I'm mum to a very gorgeous 8 year old. We are not white british and we are brown skinned and Muslim but not as such practicing. Divorced I've come to live in a many white british area because it was close to my work.
We have lived here since my DS was in reception and now he is in year three. From day one of living here I have felt unwelcome. I have done a lot to make sure my son has some social life. The usual way is that I always invite children over at my house, I say hello to people when I see them, chat briefly whenever I can. But my son does not get invited back, if I don't say hello no one will say hello to me, infact people make it a point to pass by me and say hello to anyone standing alongside. Recently during parent teacher meeting the teacher told me that my son wasn't very confident in class as he does not really have much social contact with children outside of school.

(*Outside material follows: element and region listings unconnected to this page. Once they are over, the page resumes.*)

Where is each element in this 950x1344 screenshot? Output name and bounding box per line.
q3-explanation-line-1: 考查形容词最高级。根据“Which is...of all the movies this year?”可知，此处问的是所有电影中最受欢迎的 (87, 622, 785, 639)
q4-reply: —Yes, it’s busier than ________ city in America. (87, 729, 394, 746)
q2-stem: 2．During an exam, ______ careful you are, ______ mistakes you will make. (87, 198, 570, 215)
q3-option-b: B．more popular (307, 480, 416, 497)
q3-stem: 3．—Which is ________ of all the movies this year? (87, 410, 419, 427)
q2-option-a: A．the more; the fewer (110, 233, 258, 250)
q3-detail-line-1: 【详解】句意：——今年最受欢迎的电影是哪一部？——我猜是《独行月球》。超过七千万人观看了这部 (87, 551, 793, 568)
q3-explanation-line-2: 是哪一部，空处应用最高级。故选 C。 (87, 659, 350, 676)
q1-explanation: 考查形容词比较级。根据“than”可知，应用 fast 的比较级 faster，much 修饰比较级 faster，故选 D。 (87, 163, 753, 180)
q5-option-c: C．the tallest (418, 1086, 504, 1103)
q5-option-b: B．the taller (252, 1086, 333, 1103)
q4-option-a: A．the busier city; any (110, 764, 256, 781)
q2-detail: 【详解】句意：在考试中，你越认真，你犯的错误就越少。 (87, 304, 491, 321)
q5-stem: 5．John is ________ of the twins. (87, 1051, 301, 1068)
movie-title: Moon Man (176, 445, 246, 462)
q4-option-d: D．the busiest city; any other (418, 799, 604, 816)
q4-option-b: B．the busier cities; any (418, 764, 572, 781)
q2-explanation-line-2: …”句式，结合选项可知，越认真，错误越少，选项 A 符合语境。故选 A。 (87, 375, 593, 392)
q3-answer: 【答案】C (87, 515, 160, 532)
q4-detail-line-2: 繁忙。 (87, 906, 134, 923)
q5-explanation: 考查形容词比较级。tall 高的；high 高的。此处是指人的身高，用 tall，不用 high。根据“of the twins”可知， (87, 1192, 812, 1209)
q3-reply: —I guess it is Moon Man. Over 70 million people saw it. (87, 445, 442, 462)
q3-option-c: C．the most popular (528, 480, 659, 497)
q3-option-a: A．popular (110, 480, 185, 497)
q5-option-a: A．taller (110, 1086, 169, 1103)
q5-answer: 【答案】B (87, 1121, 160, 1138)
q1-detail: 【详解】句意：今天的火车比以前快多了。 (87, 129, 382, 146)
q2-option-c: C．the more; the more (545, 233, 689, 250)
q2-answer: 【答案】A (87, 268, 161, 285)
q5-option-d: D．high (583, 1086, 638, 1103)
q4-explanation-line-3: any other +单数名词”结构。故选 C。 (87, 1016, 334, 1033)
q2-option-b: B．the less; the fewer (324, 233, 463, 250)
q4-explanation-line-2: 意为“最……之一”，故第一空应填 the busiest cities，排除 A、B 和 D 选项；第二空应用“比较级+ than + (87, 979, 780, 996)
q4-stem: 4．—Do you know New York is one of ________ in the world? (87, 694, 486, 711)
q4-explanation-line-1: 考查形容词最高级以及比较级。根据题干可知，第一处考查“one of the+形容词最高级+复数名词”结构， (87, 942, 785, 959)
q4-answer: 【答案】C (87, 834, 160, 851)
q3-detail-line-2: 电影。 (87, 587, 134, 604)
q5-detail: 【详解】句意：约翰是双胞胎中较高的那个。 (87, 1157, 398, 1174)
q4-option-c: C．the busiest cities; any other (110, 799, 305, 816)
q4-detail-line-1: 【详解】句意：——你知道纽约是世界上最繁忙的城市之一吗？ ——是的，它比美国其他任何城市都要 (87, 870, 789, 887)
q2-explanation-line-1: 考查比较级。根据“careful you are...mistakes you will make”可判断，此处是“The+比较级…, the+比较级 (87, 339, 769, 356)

I then started again to invite more new children over to my house and as usual when it came to inviting my son to their houses, there was always an excuse. This is a recent episode and it is bothering me a lot hence im awake at 1am in the morning writing this post. My son wanted to invite this boy, lets call him -Heath over to our house because he says he likes him and they are starting to be friends.
When I saw heaths mum after school with heath I asked them if they'd like to come over for tea, heath's reaction was 'yay!' but his mum went well I don't know heath is pretty busy so I said take my number and let me know when he is available or i'll text you when I am available and we'll arrange a play date.
she texted me her number, after two days I texted her my dates, she replied that she will reply within a week. A week went past no reply so when I saw her at school I asked her and she said ok first day of summer holiday and I said 10 am in the morning is ok and she said yes great.
Now after this she has had second thoughts and said she'd like to meet in the park rather than my house, I asked why and the answer was because she did not want to bring all her kids to my house as they will all play in the park, it felt like an excuse so I said why after play you can have tea at mine, he reply as expected was aggressive - she said they did not meet anyone out of school and there was no need for food. That was the only time she had on that day as her step daughter has a birthday.
Now it is clear that she does not want to come to my house but I can't leave it alone. Whatever she has said is a lie. Her son does have friends he goes to and so does she. I'm sick and tired but most of all, how do I continue this to happen to my son, how do I let his tiny spirit being crushed time and again my reckless people. I feel so upset. Please if you have been though anything like this, if you have a solution other than to ignore it, let me know. I' at the brink of confronting this woman and having a shouting match.